Waktu itu Rabu, 30 Desember 2020, Pemerintah melalui Menteri Koordinator Politik Hukum dan Keamanan (Menko Polhukam) Mahfud MD telah resmi melarang kegiatan yang mengatasnamakan beberapa organisasi kemasyarakatan (ormas). Siapa saja itu?
Front Pembela Islam (FPI), Jamaah Islamiyah (JI), Jamaah Ansharut Tauhid (JAT), Majelis Mujahiddin Indonesia (MII), Gerakan Fajar Nusantara (Gafatar), dan Aliansi Nasional Anti Syiah (Annas). Itulah ormas-ormas yang menurut laporan Liputan6.com per 1 Januari 2021, “Dibubarkan pemerintah… karena tak sesuai dengan UUD 1945 atau pun Pancasila.”
Tapi mengapa Walikota Bandung baru-baru ini malah meresmikan Gedung Dakwah Annas, ormas yang sudah dibubarkan Pemerintah Pusat itu? Mengapa? Apa maksudnya?

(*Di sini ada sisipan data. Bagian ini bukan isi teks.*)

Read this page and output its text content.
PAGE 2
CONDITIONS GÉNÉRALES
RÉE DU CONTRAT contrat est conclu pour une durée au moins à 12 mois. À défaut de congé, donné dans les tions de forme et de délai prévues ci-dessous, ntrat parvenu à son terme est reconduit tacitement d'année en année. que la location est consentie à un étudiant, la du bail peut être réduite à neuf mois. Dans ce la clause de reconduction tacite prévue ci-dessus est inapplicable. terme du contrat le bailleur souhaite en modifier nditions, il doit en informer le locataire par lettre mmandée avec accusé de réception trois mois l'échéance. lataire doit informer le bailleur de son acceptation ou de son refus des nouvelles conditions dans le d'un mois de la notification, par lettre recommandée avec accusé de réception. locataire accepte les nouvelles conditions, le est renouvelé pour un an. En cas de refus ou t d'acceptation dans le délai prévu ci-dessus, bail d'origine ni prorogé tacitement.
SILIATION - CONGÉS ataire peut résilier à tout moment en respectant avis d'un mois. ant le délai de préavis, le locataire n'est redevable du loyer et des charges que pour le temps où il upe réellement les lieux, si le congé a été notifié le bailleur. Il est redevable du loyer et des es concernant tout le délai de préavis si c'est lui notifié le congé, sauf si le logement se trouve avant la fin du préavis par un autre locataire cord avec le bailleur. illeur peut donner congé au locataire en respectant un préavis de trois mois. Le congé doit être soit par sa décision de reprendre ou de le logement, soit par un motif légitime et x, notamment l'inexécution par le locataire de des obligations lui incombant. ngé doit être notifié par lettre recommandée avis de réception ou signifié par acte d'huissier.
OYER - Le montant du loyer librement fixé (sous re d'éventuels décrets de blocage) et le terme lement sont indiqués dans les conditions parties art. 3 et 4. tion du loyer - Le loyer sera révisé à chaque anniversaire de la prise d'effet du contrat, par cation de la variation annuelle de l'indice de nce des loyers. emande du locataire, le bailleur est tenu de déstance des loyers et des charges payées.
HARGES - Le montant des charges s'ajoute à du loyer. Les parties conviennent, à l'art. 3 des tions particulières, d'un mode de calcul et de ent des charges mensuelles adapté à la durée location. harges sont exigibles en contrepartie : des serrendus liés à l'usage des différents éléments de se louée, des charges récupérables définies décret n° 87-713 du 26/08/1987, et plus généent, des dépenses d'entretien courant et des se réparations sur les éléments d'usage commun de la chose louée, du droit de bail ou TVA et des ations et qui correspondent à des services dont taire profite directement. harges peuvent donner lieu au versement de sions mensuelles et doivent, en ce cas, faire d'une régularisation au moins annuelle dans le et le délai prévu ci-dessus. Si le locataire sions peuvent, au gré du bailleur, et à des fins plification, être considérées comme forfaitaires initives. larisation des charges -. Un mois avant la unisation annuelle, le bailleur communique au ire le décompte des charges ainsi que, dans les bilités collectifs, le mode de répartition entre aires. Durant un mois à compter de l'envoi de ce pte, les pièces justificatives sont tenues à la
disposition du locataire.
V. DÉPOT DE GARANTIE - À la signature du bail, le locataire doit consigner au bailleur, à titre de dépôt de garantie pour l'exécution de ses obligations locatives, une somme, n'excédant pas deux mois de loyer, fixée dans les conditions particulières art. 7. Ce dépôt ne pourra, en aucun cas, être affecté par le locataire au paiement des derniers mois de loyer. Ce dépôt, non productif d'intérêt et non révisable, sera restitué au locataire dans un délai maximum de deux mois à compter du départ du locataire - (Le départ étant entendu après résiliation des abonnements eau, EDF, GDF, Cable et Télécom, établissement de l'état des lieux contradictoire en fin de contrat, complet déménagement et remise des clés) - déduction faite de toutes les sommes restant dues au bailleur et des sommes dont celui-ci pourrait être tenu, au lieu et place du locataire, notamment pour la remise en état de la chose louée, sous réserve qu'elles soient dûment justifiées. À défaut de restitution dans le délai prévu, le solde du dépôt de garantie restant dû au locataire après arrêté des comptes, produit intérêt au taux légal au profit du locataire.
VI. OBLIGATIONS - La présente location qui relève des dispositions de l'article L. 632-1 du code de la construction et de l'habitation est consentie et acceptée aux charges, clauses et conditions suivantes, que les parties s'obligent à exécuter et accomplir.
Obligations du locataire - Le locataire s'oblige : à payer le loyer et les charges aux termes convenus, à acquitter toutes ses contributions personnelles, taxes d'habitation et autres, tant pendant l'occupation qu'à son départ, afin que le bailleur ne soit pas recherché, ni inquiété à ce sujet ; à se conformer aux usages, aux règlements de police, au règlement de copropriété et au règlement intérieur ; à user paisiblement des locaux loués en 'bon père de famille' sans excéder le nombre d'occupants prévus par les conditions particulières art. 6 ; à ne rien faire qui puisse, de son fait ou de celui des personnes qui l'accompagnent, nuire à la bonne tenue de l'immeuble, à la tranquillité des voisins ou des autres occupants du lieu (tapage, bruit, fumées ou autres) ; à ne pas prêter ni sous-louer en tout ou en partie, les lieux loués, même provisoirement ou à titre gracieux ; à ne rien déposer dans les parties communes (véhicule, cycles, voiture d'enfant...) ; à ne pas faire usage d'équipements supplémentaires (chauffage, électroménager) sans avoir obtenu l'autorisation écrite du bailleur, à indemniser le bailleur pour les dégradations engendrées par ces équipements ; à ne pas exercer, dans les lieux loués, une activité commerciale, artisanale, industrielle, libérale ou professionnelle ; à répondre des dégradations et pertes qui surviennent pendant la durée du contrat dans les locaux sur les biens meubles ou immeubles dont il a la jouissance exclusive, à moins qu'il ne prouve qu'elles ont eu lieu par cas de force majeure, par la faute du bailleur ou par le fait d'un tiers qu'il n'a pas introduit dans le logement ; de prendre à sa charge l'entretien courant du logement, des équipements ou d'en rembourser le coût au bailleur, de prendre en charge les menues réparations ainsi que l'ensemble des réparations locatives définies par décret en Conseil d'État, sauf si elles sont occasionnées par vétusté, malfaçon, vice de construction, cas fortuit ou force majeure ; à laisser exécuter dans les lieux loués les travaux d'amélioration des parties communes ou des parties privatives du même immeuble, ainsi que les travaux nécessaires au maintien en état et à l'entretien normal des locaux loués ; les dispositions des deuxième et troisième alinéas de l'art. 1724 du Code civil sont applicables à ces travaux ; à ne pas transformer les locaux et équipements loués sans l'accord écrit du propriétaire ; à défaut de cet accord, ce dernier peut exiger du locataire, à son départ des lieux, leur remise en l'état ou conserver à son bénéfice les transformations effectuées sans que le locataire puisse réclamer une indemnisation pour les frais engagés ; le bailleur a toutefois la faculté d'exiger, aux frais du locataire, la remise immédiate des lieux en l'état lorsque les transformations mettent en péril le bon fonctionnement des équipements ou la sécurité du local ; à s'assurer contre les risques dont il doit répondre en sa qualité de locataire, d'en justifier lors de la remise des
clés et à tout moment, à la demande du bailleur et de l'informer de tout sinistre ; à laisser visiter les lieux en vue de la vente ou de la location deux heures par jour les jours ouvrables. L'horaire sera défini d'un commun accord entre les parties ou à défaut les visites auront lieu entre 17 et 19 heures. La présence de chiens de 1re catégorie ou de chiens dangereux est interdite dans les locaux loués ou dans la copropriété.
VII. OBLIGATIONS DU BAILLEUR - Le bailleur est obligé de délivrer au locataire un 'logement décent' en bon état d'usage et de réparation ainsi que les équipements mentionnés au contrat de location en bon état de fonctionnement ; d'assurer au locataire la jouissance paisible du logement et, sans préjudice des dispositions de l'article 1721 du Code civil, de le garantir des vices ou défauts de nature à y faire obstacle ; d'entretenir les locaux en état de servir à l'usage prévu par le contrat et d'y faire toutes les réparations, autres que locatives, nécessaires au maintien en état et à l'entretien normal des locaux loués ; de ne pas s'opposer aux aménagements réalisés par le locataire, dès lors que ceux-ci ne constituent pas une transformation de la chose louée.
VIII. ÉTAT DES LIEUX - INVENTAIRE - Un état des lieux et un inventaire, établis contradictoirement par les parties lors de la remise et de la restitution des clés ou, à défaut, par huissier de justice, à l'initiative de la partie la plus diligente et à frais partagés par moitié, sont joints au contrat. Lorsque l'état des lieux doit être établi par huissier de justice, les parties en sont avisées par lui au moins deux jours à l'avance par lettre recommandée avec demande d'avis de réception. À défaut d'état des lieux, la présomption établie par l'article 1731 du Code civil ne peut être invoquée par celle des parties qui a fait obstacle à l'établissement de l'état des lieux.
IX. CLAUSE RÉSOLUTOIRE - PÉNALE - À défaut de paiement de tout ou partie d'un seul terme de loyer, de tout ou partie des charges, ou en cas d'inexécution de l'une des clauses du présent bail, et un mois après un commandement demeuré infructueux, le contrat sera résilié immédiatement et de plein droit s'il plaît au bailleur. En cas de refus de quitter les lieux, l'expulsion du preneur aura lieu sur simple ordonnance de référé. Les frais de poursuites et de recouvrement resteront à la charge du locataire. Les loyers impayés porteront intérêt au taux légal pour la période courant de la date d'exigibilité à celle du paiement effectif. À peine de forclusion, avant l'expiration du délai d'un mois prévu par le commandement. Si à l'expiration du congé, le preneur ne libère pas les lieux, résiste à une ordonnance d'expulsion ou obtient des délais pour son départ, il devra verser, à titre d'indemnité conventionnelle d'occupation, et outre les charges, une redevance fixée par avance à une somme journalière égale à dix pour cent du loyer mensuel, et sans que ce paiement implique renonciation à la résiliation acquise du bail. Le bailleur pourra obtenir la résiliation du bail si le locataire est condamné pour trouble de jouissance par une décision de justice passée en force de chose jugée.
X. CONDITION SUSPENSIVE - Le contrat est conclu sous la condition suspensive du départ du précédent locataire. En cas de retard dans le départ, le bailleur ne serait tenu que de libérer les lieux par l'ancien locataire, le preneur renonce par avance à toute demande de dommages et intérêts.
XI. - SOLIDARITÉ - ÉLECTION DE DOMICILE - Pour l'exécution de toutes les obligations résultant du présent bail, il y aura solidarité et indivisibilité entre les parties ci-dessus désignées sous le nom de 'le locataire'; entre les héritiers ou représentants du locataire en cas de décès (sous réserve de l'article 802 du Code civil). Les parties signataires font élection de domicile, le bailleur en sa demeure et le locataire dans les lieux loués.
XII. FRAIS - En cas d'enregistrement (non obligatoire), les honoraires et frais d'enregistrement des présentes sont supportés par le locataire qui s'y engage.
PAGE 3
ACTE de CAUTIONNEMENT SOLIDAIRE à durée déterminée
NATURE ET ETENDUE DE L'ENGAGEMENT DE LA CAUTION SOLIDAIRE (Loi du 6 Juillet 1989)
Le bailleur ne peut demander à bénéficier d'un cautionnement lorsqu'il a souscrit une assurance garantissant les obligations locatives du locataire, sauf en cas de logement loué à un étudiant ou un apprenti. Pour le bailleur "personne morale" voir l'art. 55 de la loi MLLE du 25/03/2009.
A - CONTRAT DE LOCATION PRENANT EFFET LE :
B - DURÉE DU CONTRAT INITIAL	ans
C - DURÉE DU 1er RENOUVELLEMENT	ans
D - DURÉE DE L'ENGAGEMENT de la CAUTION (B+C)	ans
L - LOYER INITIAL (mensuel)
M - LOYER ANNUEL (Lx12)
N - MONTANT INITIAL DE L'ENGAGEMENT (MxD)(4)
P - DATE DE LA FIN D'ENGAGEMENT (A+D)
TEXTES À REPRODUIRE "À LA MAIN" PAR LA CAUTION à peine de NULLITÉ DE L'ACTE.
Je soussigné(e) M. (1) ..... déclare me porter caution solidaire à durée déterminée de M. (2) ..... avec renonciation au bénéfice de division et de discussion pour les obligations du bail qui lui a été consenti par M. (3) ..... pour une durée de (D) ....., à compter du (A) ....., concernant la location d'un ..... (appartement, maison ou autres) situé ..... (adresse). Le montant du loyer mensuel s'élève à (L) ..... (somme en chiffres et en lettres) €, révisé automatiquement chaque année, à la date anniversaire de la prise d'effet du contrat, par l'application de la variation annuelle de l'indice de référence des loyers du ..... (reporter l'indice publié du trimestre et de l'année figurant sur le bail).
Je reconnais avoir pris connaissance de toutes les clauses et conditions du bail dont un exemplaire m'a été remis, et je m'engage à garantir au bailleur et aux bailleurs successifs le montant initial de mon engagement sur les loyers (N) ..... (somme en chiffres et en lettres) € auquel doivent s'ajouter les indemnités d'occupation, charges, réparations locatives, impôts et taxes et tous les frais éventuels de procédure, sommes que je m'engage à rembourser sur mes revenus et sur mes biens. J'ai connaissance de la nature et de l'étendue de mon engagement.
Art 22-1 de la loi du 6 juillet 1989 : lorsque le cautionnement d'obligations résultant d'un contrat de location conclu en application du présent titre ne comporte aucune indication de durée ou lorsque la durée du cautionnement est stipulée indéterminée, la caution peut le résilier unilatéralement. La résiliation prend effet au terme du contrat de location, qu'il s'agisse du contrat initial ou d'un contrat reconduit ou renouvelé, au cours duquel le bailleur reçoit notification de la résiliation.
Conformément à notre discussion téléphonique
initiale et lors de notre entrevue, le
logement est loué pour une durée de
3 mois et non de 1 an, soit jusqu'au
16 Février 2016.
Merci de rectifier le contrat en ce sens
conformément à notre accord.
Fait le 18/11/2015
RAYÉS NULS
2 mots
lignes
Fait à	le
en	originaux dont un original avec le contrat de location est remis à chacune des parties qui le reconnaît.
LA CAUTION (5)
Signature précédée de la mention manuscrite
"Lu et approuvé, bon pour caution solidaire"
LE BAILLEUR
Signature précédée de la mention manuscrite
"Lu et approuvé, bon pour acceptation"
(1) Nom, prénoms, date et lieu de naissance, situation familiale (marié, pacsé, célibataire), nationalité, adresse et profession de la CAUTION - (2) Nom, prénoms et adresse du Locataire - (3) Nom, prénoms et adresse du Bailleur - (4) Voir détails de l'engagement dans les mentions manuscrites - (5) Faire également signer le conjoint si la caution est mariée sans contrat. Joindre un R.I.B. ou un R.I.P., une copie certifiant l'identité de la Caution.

Mengapa terjadi ketidak-sinkronan antara kebijakan Pemerintah Pusat dengan Pemerintah Daerah dalam soal Polhukam (politik hukum dan kemananan) ini? Bagaimana bisa Pemda mbalelo terhadap kebijakan Pemerintah Pusat? Padahal ini soal yang sangat prinsipil dalam kehidupan berbangsa dan bernegara.
Ini jelas memprihatinkan, tertib birokrasi negara berantakan. Tapi selain dari soal peresmian Gedung dari ormas yang sudah dibubarkan Pemerintah Pusat, fenomena ini jelas bertentangan dengan semangat toleransi dalam kehidupan bangsa dan bernegara.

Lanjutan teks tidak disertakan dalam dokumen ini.